Rick McCrank

Personal information
- Nicknames: Crankers; McKrills;
- Born: Richard McCrank January 23, 1976 (age 50) Peterborough, Ontario, Canada
- Occupations: Professional skateboarder; business owner; television presenter;
- Height: 5 ft 10 in (178 cm)
- Spouse: Lee Dolan ​(m. 2015)​
- Website: www.antisocialshopworldwide.com

Sport
- Country: Canada
- Sport: Skateboarding
- Position: Regular

= Rick McCrank =

Canadian skateboarder

Richard McCrank (born January 23, 1976) is a Canadian professional skateboarder and skate shop owner.

== Early life ==
McCrank was born in Peterborough, Ontario, and grew up in Ottawa, Ontario.

== Professional skateboarding ==
McCrank's first deck sponsor was Cherry Bombs, a small Canadian brand. McCrank was discovered by professional skateboarder Colin McKay and invited to join Plan B Skateboards. After Plan B, McCrank briefly joined Birdhouse, appearing in the 1998 video The End. After Birdhouse, McCrank joined the Girl Distribution Company and is currently a team member of the Girl brand.

McCrank designed several signature skate shoe models for the éS brand, including the éS "Anti-Social" model. Following the announcement of the brand's hiatus, McCrank has been filmed wearing the Lakai brand. In 2019, McCrank announced he was leaving Lakai. In 2020, Rick was announced as a rider for the Vans skate team.

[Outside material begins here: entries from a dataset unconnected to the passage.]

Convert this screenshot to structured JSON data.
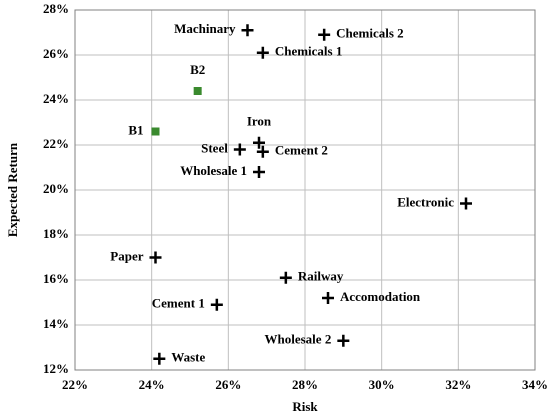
{
  "chart_data": {
    "type": "scatter",
    "x_label": "Risk",
    "y_label": "Expected Return",
    "xlim": [
      22,
      34
    ],
    "xticks": [
      {
        "value": 22,
        "label": "22%"
      },
      {
        "value": 24,
        "label": "24%"
      },
      {
        "value": 26,
        "label": "26%"
      },
      {
        "value": 28,
        "label": "28%"
      },
      {
        "value": 30,
        "label": "30%"
      },
      {
        "value": 32,
        "label": "32%"
      },
      {
        "value": 34,
        "label": "34%"
      }
    ],
    "ylim": [
      12,
      28
    ],
    "yticks": [
      {
        "value": 12,
        "label": "12%"
      },
      {
        "value": 14,
        "label": "14%"
      },
      {
        "value": 16,
        "label": "16%"
      },
      {
        "value": 18,
        "label": "18%"
      },
      {
        "value": 20,
        "label": "20%"
      },
      {
        "value": 22,
        "label": "22%"
      },
      {
        "value": 24,
        "label": "24%"
      },
      {
        "value": 26,
        "label": "26%"
      },
      {
        "value": 28,
        "label": "28%"
      }
    ],
    "grid": true,
    "series": [
      {
        "color": "#000000",
        "marker": "plus",
        "labels": [
          "Machinary",
          "Chemicals 2",
          "Chemicals 1",
          "Iron",
          "Steel",
          "Cement 2",
          "Wholesale 1",
          "Electronic",
          "Paper",
          "Railway",
          "Accomodation",
          "Cement 1",
          "Wholesale 2",
          "Waste"
        ],
        "x": [
          26.5,
          28.5,
          26.9,
          26.8,
          26.3,
          26.9,
          26.8,
          32.2,
          24.1,
          27.5,
          28.6,
          25.7,
          29.0,
          24.2
        ],
        "values": [
          27.1,
          26.9,
          26.1,
          22.1,
          21.8,
          21.7,
          20.8,
          19.4,
          17.0,
          16.1,
          15.2,
          14.9,
          13.3,
          12.5
        ]
      },
      {
        "color": "#3a8a2e",
        "marker": "square",
        "labels": [
          "B2",
          "B1"
        ],
        "x": [
          25.2,
          24.1
        ],
        "values": [
          24.4,
          22.6
        ]
      }
    ]
  }
}
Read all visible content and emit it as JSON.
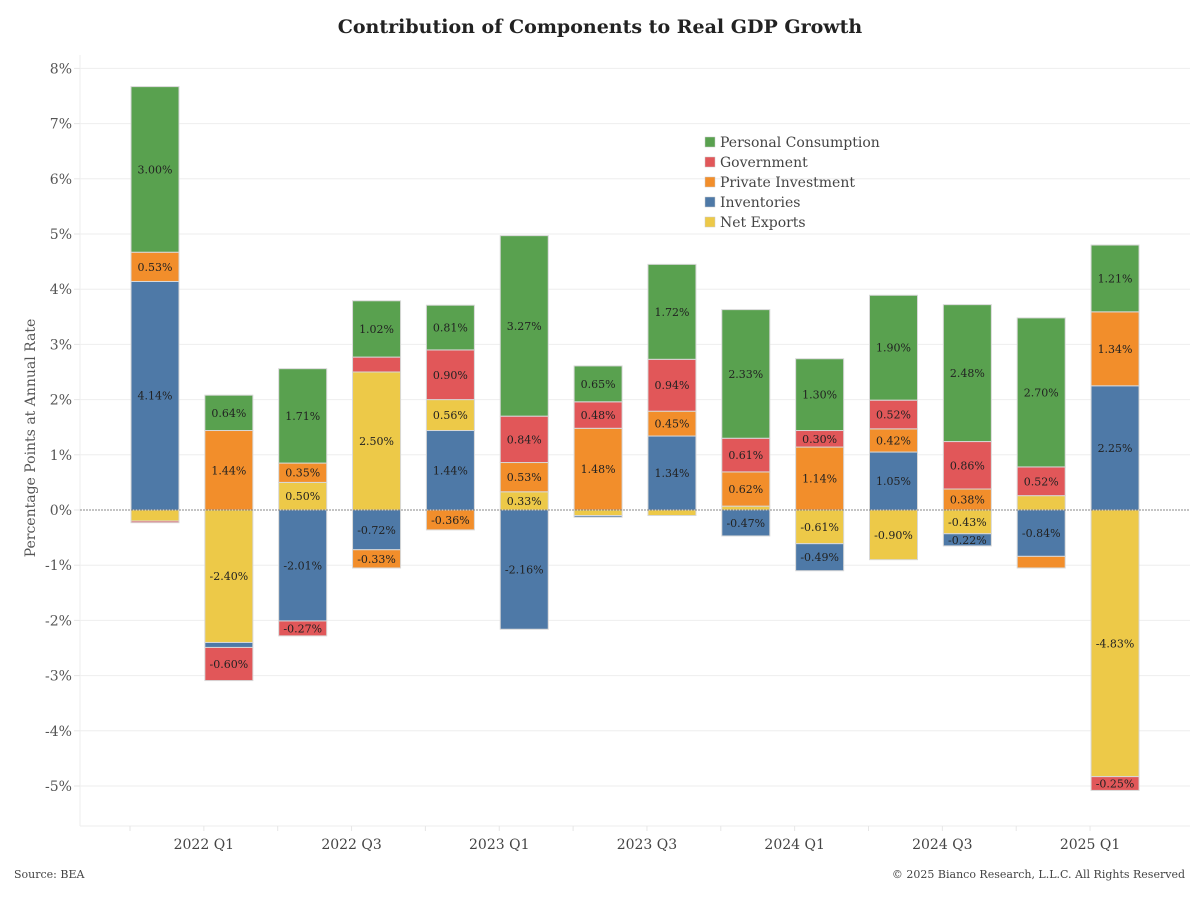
{
  "chart_data": {
    "type": "bar",
    "stacked": true,
    "title": "Contribution of Components to Real GDP Growth",
    "xlabel": "",
    "ylabel": "Percentage Points at Annual Rate",
    "ylim": [
      -5.75,
      8.2
    ],
    "yticks": [
      8,
      7,
      6,
      5,
      4,
      3,
      2,
      1,
      0,
      -1,
      -2,
      -3,
      -4,
      -5
    ],
    "ytick_labels": [
      "8%",
      "7%",
      "6%",
      "5%",
      "4%",
      "3%",
      "2%",
      "1%",
      "0%",
      "-1%",
      "-2%",
      "-3%",
      "-4%",
      "-5%"
    ],
    "grid": true,
    "legend_position": "top-right",
    "categories": [
      "2021 Q4",
      "2022 Q1",
      "2022 Q2",
      "2022 Q3",
      "2022 Q4",
      "2023 Q1",
      "2023 Q2",
      "2023 Q3",
      "2023 Q4",
      "2024 Q1",
      "2024 Q2",
      "2024 Q3",
      "2024 Q4",
      "2025 Q1"
    ],
    "xtick_labels": [
      "",
      "2022 Q1",
      "",
      "2022 Q3",
      "",
      "2023 Q1",
      "",
      "2023 Q3",
      "",
      "2024 Q1",
      "",
      "2024 Q3",
      "",
      "2025 Q1"
    ],
    "series": [
      {
        "name": "Personal Consumption",
        "color": "#59a14f",
        "values": [
          3.0,
          0.64,
          1.71,
          1.02,
          0.81,
          3.27,
          0.65,
          1.72,
          2.33,
          1.3,
          1.9,
          2.48,
          2.7,
          1.21
        ],
        "labels": [
          "3.00%",
          "0.64%",
          "1.71%",
          "1.02%",
          "0.81%",
          "3.27%",
          "0.65%",
          "1.72%",
          "2.33%",
          "1.30%",
          "1.90%",
          "2.48%",
          "2.70%",
          "1.21%"
        ]
      },
      {
        "name": "Government",
        "color": "#e15759",
        "values": [
          -0.03,
          -0.6,
          -0.27,
          0.27,
          0.9,
          0.84,
          0.48,
          0.94,
          0.61,
          0.3,
          0.52,
          0.86,
          0.52,
          -0.25
        ],
        "labels": [
          "",
          "-0.60%",
          "-0.27%",
          "",
          "0.90%",
          "0.84%",
          "0.48%",
          "0.94%",
          "0.61%",
          "0.30%",
          "0.52%",
          "0.86%",
          "0.52%",
          "-0.25%"
        ]
      },
      {
        "name": "Private Investment",
        "color": "#f28e2b",
        "values": [
          0.53,
          1.44,
          0.35,
          -0.33,
          -0.36,
          0.53,
          1.48,
          0.45,
          0.62,
          1.14,
          0.42,
          0.38,
          -0.21,
          1.34
        ],
        "labels": [
          "0.53%",
          "1.44%",
          "0.35%",
          "-0.33%",
          "-0.36%",
          "0.53%",
          "1.48%",
          "0.45%",
          "0.62%",
          "1.14%",
          "0.42%",
          "0.38%",
          "",
          "1.34%"
        ]
      },
      {
        "name": "Inventories",
        "color": "#4e79a7",
        "values": [
          4.14,
          -0.09,
          -2.01,
          -0.72,
          1.44,
          -2.16,
          -0.03,
          1.34,
          -0.47,
          -0.49,
          1.05,
          -0.22,
          -0.84,
          2.25
        ],
        "labels": [
          "4.14%",
          "",
          "-2.01%",
          "-0.72%",
          "1.44%",
          "-2.16%",
          "",
          "1.34%",
          "-0.47%",
          "-0.49%",
          "1.05%",
          "-0.22%",
          "-0.84%",
          "2.25%"
        ]
      },
      {
        "name": "Net Exports",
        "color": "#edc948",
        "values": [
          -0.2,
          -2.4,
          0.5,
          2.5,
          0.56,
          0.33,
          -0.1,
          -0.1,
          0.07,
          -0.61,
          -0.9,
          -0.43,
          0.26,
          -4.83
        ],
        "labels": [
          "",
          "-2.40%",
          "0.50%",
          "2.50%",
          "0.56%",
          "0.33%",
          "",
          "",
          "",
          "-0.61%",
          "-0.90%",
          "-0.43%",
          "",
          "-4.83%"
        ]
      }
    ],
    "stack_order_positive": [
      "Inventories",
      "Net Exports",
      "Private Investment",
      "Government",
      "Personal Consumption"
    ],
    "stack_order_note": "positive segments stack upward in the order drawn; negative segments stack downward"
  },
  "footer": {
    "source": "Source: BEA",
    "copyright": "© 2025 Bianco Research, L.L.C. All Rights Reserved"
  }
}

McCrank is part owner of Momentum Wheels with ex-Bones Brigade pro Kevin Harris.

=== Contest history ===
McCrank competed in Street contests throughout his career. He was awarded one of the highest ever scores in a street skateboarding competition, scoring a 99.67 at ESPN's 2000 grand prix. In the Summer of 2001, McCrank got 1st place in the X-Games Skateboard Street Best Trick contest. Also in 2001, McCrank placed 2nd at the Gravity Games, hosted in Providence, Rhode Island. He won the Globe World Cup at Melbourne in 2002 and in 2003, McCrank placed 2nd at the 2003 Gravity Games behind Ryan Sheckler. In 2003, McCrank placed 2nd at the Slam City Jam. In 2004, he came second to Ronnie Creager at the Globe World Cup.

=== Awards ===
McCrank was voted "Best Street Skater" by Transworld SKATEboarding magazine in 2001.

== Other ventures ==
McCrank co-founded the Anti-Social Skateshop in Vancouver. He co-owns the Momentum brand, a skateboard wheel company.

McCrank has acted in the films Harvey Spannos (2006) and Machotaildrop (2009). He hosted the television series Abandoned, which premiered on the Viceland network in 2016. His most recent television project is Post Radical, which aired in 2018.

In 2019, McCrank was part of a group of skateboard industry veterans who spoke at the Pushing Boarders conference in Malmö, Sweden.

== Videography ==
- Sheep: Life of Leisure (1996)
- Church of Skatan: Santa Barbara (1996)
- Plan B: The Revolution (1997)
- Birdhouse: The End (1998)
- Transworld: The Reason (1999)
- 411VM: Brazilian Vacation (1999)
- The XYZ Video (1999)
- Powell: Bones Bearings Class of 2000 (2000)
- éS: éSpecial
- Dwindle: Rodney Mullen vs Daewon Song Round 2 (1999)
- éS: Menikmati (2002)
- Girl: Harsh Euro Barge (2002)
- Girl: Yeah Right! (2003)
- Stereo: Way Out East (2004)
- FuelTV: Riding the Long White Cloud (2009)
- Girl/Chocolate: Pretty Sweet (2012)
- Viceland TV: Abandoned – Skateboarder Rick McCrank explores abandoned places with the people who love them long after the lights have gone out (2016)
- Viceland TV: Post Radical - Rick McCrank takes viewers on an exploration of skateboarding's varied subcultures.